On peut s'étonner en effet des étrangetés auxquelles aboutit l’application de la règle.
C’est le sort des noms qui possèdent un genre étymologique et un genre naturel. Étymologiquement, « gens » est en effet un pluriel venu du latin « gentes » : un FÉMININ signifiant « les barbares », à savoir « les peuples non romains ». A l’inverse, ce féminin a été combattu par le MASCULIN, plus proche de la nature des choses : « les êtres humains ». C’est ce double statut qui a amené les grammairiens du XVIe siècle à essayer de mettre de l’ordre.
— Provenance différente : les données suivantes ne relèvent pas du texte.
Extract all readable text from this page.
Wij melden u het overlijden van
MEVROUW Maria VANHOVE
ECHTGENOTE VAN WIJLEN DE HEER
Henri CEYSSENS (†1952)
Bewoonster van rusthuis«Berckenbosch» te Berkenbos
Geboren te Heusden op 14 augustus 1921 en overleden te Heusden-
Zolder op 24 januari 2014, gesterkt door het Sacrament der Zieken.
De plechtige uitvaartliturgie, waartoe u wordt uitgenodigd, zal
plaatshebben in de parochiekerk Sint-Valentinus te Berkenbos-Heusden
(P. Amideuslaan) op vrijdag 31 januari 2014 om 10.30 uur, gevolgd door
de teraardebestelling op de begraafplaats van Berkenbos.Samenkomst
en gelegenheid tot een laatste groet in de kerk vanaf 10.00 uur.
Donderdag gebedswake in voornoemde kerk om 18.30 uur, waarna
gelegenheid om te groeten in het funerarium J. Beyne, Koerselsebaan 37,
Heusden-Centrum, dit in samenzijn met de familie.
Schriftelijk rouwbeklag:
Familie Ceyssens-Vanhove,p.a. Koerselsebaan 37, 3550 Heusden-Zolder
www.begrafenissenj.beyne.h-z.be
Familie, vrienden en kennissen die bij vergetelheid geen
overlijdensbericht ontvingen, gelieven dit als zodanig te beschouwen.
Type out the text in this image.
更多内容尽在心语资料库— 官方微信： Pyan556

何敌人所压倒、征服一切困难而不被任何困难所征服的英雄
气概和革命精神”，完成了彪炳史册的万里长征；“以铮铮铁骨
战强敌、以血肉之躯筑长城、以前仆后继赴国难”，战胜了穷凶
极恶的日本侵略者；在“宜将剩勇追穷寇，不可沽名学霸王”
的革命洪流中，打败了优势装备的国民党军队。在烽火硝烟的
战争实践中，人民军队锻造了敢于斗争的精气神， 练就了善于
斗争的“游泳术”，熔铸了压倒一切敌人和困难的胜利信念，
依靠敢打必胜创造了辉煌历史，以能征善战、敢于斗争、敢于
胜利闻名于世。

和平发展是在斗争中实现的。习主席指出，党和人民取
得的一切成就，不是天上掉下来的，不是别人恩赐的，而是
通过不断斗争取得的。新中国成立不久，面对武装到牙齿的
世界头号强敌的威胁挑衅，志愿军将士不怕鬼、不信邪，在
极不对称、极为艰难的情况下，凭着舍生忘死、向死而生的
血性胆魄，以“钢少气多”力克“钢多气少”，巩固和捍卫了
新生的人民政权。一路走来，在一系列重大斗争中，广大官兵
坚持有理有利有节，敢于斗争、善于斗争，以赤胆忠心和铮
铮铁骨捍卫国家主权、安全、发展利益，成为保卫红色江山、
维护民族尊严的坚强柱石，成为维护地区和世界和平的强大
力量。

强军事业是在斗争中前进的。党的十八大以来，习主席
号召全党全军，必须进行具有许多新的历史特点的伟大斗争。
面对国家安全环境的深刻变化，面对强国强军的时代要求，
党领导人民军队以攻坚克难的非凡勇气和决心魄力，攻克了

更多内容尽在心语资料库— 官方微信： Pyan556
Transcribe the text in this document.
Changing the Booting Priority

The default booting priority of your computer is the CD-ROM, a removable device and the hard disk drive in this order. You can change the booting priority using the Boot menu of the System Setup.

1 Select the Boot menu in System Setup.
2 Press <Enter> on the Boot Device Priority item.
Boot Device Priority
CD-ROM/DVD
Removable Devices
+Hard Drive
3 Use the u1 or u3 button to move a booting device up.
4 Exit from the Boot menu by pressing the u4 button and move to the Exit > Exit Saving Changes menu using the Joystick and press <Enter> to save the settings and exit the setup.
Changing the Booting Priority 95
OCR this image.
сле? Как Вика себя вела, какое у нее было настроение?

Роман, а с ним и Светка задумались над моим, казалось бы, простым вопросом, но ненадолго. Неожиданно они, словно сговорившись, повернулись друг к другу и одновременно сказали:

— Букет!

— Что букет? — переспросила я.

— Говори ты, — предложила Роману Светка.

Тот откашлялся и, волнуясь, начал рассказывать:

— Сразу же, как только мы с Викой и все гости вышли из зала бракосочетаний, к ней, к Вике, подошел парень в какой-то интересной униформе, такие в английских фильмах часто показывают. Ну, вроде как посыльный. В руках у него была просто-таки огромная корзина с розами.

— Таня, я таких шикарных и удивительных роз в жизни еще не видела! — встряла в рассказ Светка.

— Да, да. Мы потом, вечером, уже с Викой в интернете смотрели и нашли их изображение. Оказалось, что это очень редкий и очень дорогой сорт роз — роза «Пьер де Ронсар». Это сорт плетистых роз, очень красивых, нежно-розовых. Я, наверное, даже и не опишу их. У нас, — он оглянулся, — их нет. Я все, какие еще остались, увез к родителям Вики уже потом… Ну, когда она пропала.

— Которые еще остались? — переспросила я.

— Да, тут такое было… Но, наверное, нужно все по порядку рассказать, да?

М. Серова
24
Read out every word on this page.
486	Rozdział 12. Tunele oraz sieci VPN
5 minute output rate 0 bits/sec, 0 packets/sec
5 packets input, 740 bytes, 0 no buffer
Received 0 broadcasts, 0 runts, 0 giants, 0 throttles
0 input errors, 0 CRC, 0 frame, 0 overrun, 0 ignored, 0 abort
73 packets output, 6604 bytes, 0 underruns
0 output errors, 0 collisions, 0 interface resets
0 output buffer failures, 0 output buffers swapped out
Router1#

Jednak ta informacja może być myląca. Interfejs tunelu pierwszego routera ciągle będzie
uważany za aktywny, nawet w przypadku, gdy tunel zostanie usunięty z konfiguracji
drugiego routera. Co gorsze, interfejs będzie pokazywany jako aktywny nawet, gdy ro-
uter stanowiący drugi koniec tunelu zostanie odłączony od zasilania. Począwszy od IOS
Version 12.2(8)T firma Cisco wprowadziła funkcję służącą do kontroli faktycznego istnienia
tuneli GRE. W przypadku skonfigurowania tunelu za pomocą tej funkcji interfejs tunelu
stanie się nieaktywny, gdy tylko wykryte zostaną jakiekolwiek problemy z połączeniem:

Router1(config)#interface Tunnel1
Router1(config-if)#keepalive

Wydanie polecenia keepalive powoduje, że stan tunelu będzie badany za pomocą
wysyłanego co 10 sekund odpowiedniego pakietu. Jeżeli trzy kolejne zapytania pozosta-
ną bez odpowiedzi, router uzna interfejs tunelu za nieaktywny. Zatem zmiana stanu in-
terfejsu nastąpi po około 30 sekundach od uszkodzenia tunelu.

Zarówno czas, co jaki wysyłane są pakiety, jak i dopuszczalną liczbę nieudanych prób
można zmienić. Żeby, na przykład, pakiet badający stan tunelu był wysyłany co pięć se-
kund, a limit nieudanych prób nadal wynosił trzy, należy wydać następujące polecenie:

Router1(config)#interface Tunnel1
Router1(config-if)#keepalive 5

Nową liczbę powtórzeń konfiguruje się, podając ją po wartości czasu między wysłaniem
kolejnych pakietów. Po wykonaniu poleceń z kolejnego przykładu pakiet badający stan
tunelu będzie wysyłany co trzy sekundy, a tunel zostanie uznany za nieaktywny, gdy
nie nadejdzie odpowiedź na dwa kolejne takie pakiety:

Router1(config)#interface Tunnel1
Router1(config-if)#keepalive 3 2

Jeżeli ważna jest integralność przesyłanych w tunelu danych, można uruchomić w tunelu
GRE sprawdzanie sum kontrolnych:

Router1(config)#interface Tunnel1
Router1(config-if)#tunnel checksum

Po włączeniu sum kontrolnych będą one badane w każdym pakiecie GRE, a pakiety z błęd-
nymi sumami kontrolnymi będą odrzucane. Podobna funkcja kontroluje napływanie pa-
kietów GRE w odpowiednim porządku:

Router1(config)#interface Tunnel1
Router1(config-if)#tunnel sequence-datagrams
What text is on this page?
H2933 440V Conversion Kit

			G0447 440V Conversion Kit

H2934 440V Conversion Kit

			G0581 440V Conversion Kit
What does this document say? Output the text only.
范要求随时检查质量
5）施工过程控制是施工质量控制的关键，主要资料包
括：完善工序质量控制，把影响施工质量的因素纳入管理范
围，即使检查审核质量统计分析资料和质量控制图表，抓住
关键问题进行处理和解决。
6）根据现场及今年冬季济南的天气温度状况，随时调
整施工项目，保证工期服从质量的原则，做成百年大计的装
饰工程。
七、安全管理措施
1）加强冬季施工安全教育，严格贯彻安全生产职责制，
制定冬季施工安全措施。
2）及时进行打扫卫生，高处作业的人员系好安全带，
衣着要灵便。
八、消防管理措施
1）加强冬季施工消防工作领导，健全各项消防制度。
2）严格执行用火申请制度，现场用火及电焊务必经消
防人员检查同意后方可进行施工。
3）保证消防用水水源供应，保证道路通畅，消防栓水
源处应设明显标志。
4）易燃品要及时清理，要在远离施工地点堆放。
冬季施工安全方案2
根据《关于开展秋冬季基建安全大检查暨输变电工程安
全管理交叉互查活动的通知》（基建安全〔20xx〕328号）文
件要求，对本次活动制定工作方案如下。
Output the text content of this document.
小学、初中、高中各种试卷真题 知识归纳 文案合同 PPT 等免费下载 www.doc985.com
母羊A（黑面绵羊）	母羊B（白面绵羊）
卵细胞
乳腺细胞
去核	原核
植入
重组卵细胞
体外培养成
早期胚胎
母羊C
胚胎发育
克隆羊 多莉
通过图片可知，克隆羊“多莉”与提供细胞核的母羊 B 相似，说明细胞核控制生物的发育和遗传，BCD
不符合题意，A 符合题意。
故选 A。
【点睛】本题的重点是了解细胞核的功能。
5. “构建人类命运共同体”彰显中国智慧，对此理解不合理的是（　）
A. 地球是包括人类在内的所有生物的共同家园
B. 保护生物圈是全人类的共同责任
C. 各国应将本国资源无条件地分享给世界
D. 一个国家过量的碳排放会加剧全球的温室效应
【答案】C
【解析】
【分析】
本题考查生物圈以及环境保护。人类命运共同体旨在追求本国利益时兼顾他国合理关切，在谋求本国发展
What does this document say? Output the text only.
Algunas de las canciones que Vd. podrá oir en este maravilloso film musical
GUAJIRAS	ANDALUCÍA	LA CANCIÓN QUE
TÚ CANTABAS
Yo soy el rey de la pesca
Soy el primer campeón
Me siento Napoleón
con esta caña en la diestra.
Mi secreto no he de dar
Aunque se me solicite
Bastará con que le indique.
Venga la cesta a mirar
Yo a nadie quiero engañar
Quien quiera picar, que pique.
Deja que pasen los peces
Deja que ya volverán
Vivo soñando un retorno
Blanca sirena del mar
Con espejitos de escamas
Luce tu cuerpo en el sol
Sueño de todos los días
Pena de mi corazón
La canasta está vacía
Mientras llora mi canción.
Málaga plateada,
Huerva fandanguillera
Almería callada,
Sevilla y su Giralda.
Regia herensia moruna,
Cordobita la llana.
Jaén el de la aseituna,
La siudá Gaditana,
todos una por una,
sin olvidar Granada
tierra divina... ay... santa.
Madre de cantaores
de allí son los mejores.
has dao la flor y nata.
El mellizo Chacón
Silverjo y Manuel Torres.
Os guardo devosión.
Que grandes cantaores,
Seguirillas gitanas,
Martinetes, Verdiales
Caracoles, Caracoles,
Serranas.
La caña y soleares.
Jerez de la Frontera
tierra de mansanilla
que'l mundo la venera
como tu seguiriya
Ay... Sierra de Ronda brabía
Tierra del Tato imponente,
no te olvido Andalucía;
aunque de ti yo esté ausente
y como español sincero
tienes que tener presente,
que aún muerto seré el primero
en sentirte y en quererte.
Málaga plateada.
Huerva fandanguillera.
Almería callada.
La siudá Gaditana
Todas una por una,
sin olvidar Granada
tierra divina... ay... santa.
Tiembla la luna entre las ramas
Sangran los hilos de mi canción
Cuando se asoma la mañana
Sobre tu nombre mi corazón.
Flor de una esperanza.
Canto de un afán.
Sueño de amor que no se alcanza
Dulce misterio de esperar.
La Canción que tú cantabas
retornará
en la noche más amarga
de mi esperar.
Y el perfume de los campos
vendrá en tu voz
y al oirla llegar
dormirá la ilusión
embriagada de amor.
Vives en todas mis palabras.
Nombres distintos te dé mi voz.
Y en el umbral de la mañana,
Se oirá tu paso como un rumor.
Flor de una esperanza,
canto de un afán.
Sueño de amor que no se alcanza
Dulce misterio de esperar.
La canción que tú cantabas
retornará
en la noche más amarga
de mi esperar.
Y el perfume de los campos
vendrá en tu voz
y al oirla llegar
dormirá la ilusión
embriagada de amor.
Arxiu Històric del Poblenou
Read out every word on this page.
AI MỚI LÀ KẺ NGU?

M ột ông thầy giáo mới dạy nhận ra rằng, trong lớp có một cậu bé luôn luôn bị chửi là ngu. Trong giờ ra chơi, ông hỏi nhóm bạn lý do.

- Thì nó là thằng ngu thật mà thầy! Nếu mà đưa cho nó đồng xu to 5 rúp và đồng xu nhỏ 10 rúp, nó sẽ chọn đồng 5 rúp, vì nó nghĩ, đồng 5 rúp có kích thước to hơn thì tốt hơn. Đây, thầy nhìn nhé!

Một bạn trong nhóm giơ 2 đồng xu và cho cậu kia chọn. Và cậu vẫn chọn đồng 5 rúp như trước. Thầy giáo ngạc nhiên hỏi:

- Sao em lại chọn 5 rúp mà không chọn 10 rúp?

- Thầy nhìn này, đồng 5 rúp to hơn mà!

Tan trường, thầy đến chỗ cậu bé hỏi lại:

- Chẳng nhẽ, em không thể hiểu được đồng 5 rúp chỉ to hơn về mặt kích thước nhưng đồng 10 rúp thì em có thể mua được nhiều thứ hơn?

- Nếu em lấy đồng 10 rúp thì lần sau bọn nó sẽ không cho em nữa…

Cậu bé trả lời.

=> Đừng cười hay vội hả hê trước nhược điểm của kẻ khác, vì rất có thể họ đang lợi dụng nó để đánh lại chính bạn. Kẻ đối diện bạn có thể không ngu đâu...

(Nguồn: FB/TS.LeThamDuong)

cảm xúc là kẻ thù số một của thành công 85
Toutefois, il en va des règles de grammaire comme des règles de droit : même en présence d’une formulation précise, il se trouve toujours quelques malins ou quelques mauvais esprits pour les contourner, pour en utiliser les failles ou pour mettre en évidence leur étrangeté.
Souvenez-vous :
* Cet amour est le plus BEAU des plus BELLES amours. (Georges Courteline)
* Cinquante grosses dames et un petit garçon sont VENUS me voir. (Tristan Bernard)
C’est ce que font aussi certains écrivains, peut-être avec malice :
* J’écris pour ces PETITES gens d’entre LESQUELS je suis sorti. (Duhamel)
* Qu’est-ce qu’ILS diraient TOUTES ces BONNES gens de ne pas me voir revenir ? (Proust)
Même de part et d’autre du nom :
* C’étaient deux VIEILLES gens très FINS. (Tharaud)
* Mes amis étaient de VIEILLES BONNES gens PLEINS de saveur antique et fruste. (Henriot)
J’admets que c’est assez ridicule, surtout aux yeux de non francophones.
Faites comme moi : dans le doute, j’utilise « personnes », qui, à coup sûr, est féminin dans toutes les directions.